Gatto Isidoro sorrideva beato nel centro del quadrante che segnava le quindici e cinque. Mentre al bancone un ignaro avventore chiedeva che gli fosse macchiato il caffè, nel retro del bar, un anziano signore, in elegante giacca grigia, stava riponendo un mazzo di carte nel suo astuccio. Sapeva che erano passate le quindici, sapeva che aveva vinto il punto di quel sabato, sapeva che avrebbe vinto anche i punti dei sabati seguenti. D’altronde sul regolamento non si faceva menzione di un possibile ritiro, neanche per forza maggiore, né si faceva menzione di clausole particolari da adottare in caso di decesso di uno dei contendenti.
Le lacrime che aveva trattenuto, anche senza troppi sforzi, un paio di giorni prima al funerale di Osvaldo si condensarono in una unica, densa e salata. Forse Alfredo neanche si accorse del suo sgorgare e scivolare sul volto assecondando le linee intrecciate delle rughe, come le biglie di vetro seguivano il percorso tracciato sulla sabbia nei tiepidi pomeriggi estivi della sua infanzia. Indugiò qualche secondo nel ricordo dell'amico, poi ebbe uno scatto schiacciando con uno schiaffo la lacrima che era arrivata in prossimità del mento, come fosse un insetto fastidioso: e, forse, proprio quello aveva pensato del solletico improvviso alla guancia. Si alzò, fece scivolare il mazzo di carte in una tasca e uscì. Ora Gianni stava preparando la schiuma di latte per il cappuccino e rischiò di ustionarsi per rispondere al saluto di Alfredo che infilò l'uscio senza indugiare oltre. Aveva qualcosa da fare a casa.
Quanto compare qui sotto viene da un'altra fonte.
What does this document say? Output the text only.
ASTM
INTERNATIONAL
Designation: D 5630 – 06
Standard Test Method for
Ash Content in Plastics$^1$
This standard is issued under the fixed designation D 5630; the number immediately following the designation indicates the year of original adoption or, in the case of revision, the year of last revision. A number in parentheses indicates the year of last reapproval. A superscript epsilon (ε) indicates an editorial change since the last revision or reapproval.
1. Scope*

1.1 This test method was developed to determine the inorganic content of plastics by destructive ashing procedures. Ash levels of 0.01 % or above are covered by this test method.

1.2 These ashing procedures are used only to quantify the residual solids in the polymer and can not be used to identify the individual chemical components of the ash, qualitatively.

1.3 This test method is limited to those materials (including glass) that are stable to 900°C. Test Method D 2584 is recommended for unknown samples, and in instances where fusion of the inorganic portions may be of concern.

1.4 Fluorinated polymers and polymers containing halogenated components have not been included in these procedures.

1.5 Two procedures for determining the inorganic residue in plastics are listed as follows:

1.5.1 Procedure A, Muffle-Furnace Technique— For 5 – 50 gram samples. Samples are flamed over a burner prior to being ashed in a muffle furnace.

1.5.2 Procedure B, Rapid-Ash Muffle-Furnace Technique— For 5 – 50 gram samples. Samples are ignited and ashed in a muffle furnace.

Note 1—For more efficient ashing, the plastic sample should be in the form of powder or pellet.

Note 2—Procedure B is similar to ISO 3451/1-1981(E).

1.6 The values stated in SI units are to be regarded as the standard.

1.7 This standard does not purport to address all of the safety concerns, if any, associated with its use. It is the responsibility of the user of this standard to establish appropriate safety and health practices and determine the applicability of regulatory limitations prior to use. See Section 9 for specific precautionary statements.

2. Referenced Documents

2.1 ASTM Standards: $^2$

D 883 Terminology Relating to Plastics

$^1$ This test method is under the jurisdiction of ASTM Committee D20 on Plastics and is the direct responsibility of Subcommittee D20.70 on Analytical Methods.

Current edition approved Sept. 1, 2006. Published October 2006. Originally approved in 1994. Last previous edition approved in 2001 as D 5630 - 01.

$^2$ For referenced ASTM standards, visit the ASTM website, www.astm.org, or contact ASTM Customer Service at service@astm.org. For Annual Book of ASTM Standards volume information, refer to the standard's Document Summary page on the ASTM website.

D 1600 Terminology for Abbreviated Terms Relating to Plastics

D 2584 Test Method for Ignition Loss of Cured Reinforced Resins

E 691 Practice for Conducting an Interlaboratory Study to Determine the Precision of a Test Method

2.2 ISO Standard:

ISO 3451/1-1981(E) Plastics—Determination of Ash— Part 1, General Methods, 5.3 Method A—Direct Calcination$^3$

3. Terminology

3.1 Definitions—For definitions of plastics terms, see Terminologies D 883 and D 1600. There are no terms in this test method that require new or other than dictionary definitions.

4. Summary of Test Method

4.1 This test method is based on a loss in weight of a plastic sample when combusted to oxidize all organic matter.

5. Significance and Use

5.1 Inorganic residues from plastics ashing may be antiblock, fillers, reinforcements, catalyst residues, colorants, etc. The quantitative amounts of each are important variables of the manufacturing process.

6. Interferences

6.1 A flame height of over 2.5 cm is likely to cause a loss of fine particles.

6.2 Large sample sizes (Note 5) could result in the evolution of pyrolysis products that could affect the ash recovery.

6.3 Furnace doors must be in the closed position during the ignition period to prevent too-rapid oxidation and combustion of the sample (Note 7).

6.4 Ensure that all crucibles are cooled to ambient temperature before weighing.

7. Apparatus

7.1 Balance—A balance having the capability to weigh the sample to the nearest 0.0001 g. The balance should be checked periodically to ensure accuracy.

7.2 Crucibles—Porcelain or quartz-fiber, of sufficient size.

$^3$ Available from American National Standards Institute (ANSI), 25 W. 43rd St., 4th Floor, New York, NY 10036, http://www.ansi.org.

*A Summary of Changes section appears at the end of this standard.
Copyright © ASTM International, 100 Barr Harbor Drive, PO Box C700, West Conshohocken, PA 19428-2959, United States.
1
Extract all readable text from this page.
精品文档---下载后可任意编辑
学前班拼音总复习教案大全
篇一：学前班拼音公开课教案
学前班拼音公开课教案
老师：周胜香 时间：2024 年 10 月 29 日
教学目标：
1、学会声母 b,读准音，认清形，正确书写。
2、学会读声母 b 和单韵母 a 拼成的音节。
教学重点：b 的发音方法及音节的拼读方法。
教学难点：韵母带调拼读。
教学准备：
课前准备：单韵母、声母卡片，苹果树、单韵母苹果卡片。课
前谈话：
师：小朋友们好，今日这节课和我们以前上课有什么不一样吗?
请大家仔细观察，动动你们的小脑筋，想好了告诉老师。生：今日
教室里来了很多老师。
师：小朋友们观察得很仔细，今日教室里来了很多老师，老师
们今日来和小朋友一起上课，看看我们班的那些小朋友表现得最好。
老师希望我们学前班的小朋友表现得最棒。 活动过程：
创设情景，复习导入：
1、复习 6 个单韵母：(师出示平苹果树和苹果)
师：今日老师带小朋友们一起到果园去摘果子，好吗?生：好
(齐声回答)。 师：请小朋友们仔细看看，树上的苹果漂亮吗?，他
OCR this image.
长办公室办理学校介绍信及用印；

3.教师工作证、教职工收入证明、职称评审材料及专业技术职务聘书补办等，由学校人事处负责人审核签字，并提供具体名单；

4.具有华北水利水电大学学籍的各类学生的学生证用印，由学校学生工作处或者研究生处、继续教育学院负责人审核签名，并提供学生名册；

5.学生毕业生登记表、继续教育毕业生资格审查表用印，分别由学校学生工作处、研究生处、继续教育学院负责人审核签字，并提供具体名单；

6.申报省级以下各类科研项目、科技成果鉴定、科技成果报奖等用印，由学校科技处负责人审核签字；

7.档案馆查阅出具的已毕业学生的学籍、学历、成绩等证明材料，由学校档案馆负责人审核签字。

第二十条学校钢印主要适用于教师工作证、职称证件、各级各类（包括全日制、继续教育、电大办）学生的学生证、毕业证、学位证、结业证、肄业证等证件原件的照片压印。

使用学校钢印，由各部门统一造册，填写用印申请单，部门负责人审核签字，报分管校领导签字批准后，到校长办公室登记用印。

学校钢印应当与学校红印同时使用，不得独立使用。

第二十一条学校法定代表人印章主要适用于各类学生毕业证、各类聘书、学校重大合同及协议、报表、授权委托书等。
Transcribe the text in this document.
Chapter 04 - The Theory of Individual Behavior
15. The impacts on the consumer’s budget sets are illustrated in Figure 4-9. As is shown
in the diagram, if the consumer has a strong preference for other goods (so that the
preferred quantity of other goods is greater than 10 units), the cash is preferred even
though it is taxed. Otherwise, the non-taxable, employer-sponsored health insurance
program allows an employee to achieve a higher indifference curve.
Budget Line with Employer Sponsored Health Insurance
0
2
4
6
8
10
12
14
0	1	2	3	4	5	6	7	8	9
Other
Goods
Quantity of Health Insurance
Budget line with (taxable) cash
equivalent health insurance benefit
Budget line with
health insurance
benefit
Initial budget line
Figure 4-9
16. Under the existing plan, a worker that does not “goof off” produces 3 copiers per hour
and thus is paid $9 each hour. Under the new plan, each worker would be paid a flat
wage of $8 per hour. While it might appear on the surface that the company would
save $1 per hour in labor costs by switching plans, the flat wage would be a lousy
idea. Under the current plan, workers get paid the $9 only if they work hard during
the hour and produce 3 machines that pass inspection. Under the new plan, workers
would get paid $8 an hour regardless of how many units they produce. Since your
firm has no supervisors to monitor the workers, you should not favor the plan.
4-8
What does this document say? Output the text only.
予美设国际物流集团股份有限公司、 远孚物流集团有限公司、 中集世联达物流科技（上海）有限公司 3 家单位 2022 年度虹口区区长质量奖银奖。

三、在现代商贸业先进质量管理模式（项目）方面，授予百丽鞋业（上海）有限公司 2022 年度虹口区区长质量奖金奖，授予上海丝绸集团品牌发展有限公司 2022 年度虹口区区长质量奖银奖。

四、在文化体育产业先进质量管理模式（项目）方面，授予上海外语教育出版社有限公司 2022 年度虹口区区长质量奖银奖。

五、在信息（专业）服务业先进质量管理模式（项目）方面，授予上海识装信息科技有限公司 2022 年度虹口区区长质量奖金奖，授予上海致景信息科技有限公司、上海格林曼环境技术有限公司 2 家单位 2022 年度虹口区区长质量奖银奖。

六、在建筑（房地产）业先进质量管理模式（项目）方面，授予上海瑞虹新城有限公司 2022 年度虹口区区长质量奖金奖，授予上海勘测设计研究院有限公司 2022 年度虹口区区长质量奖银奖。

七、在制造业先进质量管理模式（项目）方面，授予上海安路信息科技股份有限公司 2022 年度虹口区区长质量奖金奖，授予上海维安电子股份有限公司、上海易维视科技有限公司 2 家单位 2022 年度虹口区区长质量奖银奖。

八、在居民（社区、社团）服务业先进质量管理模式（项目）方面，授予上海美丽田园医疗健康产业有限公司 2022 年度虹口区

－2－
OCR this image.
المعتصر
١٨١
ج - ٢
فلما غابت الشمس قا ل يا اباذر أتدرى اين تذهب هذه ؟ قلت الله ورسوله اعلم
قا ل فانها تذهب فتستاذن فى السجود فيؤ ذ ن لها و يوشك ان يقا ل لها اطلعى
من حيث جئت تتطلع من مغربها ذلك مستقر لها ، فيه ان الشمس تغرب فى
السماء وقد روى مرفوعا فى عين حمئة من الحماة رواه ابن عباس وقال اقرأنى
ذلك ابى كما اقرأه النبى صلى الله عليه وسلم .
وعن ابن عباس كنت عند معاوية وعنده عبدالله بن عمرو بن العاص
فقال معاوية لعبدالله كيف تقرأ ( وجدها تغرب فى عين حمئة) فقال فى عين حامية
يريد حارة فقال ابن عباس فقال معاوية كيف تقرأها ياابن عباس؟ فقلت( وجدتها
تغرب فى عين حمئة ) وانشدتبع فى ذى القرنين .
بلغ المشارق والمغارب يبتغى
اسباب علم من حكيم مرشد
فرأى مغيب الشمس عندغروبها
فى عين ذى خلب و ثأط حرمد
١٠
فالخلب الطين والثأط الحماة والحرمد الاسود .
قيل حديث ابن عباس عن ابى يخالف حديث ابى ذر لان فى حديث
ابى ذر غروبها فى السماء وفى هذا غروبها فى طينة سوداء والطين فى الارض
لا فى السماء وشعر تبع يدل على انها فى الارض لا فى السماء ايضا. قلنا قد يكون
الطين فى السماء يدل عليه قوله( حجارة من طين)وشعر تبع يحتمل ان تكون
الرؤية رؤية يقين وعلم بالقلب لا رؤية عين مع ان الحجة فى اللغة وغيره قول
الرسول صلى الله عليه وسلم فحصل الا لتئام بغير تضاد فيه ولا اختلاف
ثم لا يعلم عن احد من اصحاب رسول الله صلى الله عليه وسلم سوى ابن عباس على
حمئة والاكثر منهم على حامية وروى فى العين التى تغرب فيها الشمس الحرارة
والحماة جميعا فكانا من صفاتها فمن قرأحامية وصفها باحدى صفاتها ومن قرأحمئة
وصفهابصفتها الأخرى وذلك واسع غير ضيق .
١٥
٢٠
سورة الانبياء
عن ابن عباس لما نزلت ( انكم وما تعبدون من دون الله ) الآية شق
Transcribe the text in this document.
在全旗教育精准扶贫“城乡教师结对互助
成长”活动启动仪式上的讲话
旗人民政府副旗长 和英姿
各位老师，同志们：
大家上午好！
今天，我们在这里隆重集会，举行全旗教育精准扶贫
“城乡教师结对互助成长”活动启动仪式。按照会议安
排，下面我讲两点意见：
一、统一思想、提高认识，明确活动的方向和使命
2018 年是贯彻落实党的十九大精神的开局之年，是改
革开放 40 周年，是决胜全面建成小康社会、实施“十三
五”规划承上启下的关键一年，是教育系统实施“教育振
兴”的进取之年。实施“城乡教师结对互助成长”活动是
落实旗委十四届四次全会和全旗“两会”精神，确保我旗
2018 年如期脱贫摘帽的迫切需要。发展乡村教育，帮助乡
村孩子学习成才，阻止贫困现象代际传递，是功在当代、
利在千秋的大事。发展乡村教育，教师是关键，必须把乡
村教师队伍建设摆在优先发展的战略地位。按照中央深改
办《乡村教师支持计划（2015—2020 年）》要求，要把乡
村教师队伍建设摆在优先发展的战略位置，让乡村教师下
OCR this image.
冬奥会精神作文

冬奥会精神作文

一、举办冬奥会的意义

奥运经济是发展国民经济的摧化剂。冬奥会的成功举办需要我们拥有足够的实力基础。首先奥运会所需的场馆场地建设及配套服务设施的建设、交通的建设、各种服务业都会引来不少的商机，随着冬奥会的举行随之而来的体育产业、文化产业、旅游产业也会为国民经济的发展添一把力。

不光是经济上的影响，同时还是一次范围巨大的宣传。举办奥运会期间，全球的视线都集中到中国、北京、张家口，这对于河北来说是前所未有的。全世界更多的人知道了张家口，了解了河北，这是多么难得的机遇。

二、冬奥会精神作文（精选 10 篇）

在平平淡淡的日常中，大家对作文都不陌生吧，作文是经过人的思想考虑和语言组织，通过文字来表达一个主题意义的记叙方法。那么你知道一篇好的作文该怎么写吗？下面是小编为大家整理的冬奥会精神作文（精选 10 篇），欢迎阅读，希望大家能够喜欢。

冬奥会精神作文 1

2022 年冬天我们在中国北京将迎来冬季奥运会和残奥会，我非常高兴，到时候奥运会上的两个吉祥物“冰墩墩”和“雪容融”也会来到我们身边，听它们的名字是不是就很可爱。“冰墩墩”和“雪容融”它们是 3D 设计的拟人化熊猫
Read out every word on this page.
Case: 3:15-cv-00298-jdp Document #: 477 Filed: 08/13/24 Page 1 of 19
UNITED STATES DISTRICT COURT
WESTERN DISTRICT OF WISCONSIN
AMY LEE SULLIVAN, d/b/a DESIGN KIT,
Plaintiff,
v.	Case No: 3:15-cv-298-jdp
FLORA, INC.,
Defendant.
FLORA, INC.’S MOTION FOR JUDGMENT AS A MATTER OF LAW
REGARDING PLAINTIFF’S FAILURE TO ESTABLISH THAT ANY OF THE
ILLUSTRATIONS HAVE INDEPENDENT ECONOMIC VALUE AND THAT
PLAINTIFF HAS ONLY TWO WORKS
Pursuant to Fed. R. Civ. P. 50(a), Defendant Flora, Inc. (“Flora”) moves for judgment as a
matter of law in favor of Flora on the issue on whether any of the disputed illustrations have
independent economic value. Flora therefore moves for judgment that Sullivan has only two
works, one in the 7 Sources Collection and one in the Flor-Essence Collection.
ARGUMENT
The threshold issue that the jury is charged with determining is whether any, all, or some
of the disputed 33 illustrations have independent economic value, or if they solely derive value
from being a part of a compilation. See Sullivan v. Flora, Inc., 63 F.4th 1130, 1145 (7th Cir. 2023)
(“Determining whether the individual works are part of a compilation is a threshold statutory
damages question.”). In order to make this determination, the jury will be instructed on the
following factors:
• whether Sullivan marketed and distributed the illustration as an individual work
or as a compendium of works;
Mezzora dopo era in poltrona, nella sua bella giacca da camera bordò. Avrebbe buttato un occhio alla TV: un quiz, una partita di calcio o qualche stupido Talk Show e la giornata sarebbe arrivata al capolinea anche stavolta. Forse una telefonata di Gianni o magari una visita con i nipotini chissà! Prima di accendere il televisore, gettò un'ultima occhiata soddisfatta alla lavagna:
Osvaldo - 265 / Alfredo - 263: sotto di due.
Altri tre sabati e passerò in testa.
…e dopo? Già, dopo che sarebbe successo?
Un'ombra percorse il suo volto. Sapeva che allora, solo allora si sarebbe reso conto che il suo rivale, il suo amico non c'era più. Che sensazione di abbandono e solitudine. Però ci avrebbe pensato sul momento. Ora non voleva. Non poteva. Aveva qualcos'altro a cui pensare: appena tre sabati e sarebbe passato in testa.
Doveva tenere duro e l'avrebbe vinta lui quella partita.